Differences from Adult-Onset
While Best Disease typically starts in childhood, a related form called “adult-onset vitelliform macular dystrophy” appears between ages 40–60, usually has smaller lesions, and exhibits a normal EOG.
Best vitelliform-macular dystrophy is an inherited macular degeneration affecting the retinal pigment epithelium (RPE) and photoreceptors in the macula. It typically begins in childhood or adolescence and gradually reduces central vision.
Genetic Basis
Primary gene: BEST1 (Bestrophin-1)
Cytoband location: 11q13
Inheritance pattern: Autosomal dominant
BEST1 encodes a calcium-activated chloride channel in the retinal pigment epithelium.
Mutation consequences:
Impaired ion transport across RPE
Abnormal fluid and lipofuscin accumulation
Formation of the vitelliform (“egg-yolk”) lesion
Classic Ophthalmic Appearance
Characteristic lesion:
Yellow, round macular deposit
Resembles egg yolk (vitelliform)
This deposit consists mainly of:
lipofuscin
photoreceptor debris
RPE metabolic products
Clinical Stages
Pre-vitelliform stage
Fundus appears nearly normal
Electro-oculogram abnormal
Vitelliform stage
Classic egg-yolk lesion in macula
Vision often still good
Pseudohypopyon stage
Material settles inferiorly (fluid level)
Vitelliruptive stage
“Scrambled egg” appearance
Lesion begins breaking apart
Atrophic stage
RPE and photoreceptor loss
Reduced central vision
Diagnostic Hallmarks
Electro-oculogram (EOG)
Markedly abnormal Arden ratio
Optical Coherence Tomography (OCT)
Subretinal vitelliform material
RPE dysfunction
Fundus autofluorescence
Strong signal from lipofuscin accumulation
Genetic testing
Confirms BEST1 mutation
Symptoms:
Common early signs:
Mild blurred central vision
Metamorphopsia (distorted lines)
Difficulty reading
Peripheral vision is usually preserved.
Human–Mouse Genetics
Human:
BEST1 — cytoband 11q12.3
Mouse Homolog:
Best1 gene — mouse chromosome 19
This murine locus participates in retinal pigment epithelium ion transport, paralleling the human macular dystrophy pathway.
Related Disorders (BEST1 spectrum)
Mutations in the same gene can produce:
Adult-onset vitelliform macular dystrophy
Autosomal recessive bestrophinopathy
Retinitis pigmentosa–like phenotypes
Conceptual Physiological Pathway
Cellular level:
RPE ion transport → fluid balance → photoreceptor metabolism
When BEST1 chloride channel fails:
RPE transport failure↓
lipofuscin accumulation↓
vitelliform lesion↓
photoreceptor degeneration.
Although the diagnosis of Best disease is often made during the childhood years, it is more frequently made much later and into the sixth decade of life.
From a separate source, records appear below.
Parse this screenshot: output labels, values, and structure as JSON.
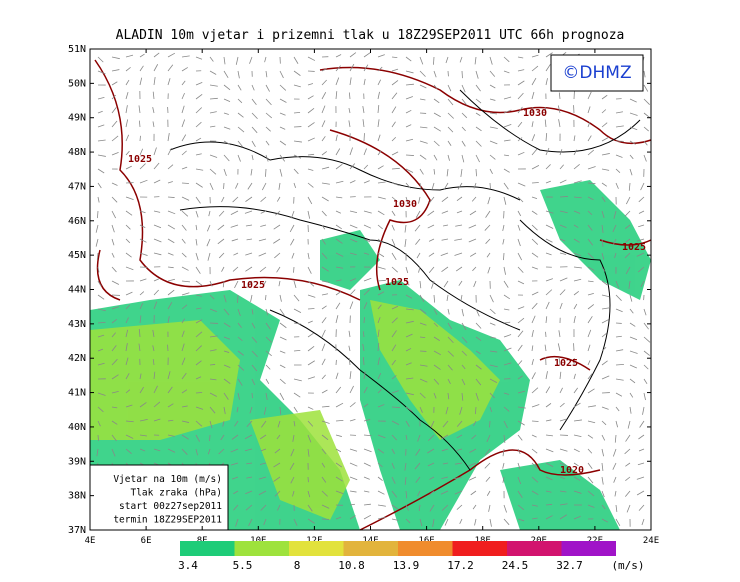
{
  "title": "ALADIN 10m vjetar i prizemni tlak u 18Z29SEP2011 UTC 66h prognoza",
  "copyright": "©DHMZ",
  "latitude_labels": [
    "51N",
    "50N",
    "49N",
    "48N",
    "47N",
    "46N",
    "45N",
    "44N",
    "43N",
    "42N",
    "41N",
    "40N",
    "39N",
    "38N",
    "37N"
  ],
  "longitude_labels": [
    "4E",
    "6E",
    "8E",
    "10E",
    "12E",
    "14E",
    "16E",
    "18E",
    "20E",
    "22E",
    "24E"
  ],
  "isobar_labels": [
    "1025",
    "1030",
    "1030",
    "1025",
    "1025",
    "1025",
    "1025",
    "1020"
  ],
  "info_box": [
    "Vjetar na 10m (m/s)",
    "Tlak zraka (hPa)",
    "start 00z27sep2011",
    "termin 18Z29SEP2011"
  ],
  "color_scale": {
    "colors": [
      "#1ecc78",
      "#9ee23c",
      "#e2e23c",
      "#e2b43c",
      "#f08c2d",
      "#f01e1e",
      "#d2146e",
      "#a014c8"
    ],
    "labels": [
      "3.4",
      "5.5",
      "8",
      "10.8",
      "13.9",
      "17.2",
      "24.5",
      "32.7"
    ],
    "unit": "(m/s)"
  }
}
In addition, the typical egg yolk-like lesion is present only during a limited period in the natural evolution of the disease; later, the affected area becomes deeply and irregularly pigmented and a process called ‘scrambling the egg’ occurs, at which point the lesion may appear as a ‘bull’s eye.’ The disorder is progressive and loss of vision may occur. A defining characteristic of Best disease is a light peak/dark trough ratio of the electrooculogram (EOG) of less than 1.5, without aberrations in the clinical electroretinogram (ERG). Even otherwise asymptomatic carriers of BEST1 mutations, as assessed by pedigree, will exhibit an altered EOG. Histopathologically, the disease has been shown to manifest as a generalized retinal pigment epithelium (RPE) abnormality associated with excessive lipofuscin accumulation, regions of geographic RPE atrophy, and deposition of abnormal fibrillar material beneath the RPE, similar to drusen. Occasional breaks in the Bruch membrane with accompanying neovascularization have also been reported, although Best disease is not noted for extensive choroidal neovascularization. Many of these features are also found in age-related macular degeneration.
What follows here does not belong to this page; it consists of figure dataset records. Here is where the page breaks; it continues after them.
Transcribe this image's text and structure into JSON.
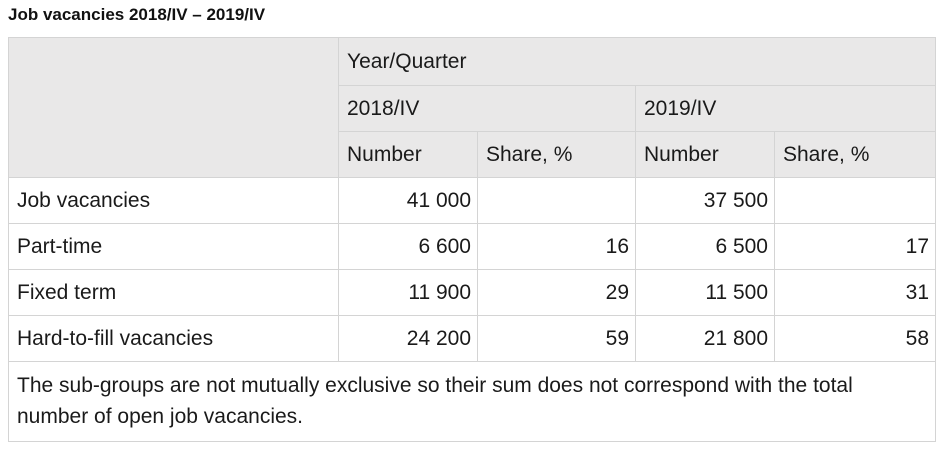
{
  "caption": "Job vacancies 2018/IV – 2019/IV",
  "table": {
    "header": {
      "dimension_label": "Year/Quarter",
      "periods": [
        "2018/IV",
        "2019/IV"
      ],
      "measures": [
        "Number",
        "Share, %",
        "Number",
        "Share, %"
      ]
    },
    "rows": [
      {
        "label": "Job vacancies",
        "values": [
          "41 000",
          "",
          "37 500",
          ""
        ]
      },
      {
        "label": "Part-time",
        "values": [
          "6 600",
          "16",
          "6 500",
          "17"
        ]
      },
      {
        "label": "Fixed term",
        "values": [
          "11 900",
          "29",
          "11 500",
          "31"
        ]
      },
      {
        "label": "Hard-to-fill vacancies",
        "values": [
          "24 200",
          "59",
          "21 800",
          "58"
        ]
      }
    ],
    "footnote": "The sub-groups are not mutually exclusive so their sum does not correspond with the total number of open job vacancies."
  }
}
Bestrophin-1 (BEST1) is a protein encoded by the BEST1 gene that primarily acts as a calcium-activated anion channel in the retinal pigment epithelium (RPE). It is essential for maintaining vision by transporting chloride ions, maintaining retinal homeostasis, and supporting photoreceptor health. Mutations cause bestrophinopathies, including Best disease.
There is evidence that Best-vitliform macular-dystrophy is caused mutation in the bestrophin-1 (BEST1) gene encoded on genomic coordinate 11:61,949,821 and cytoband 11q12.3 in humans.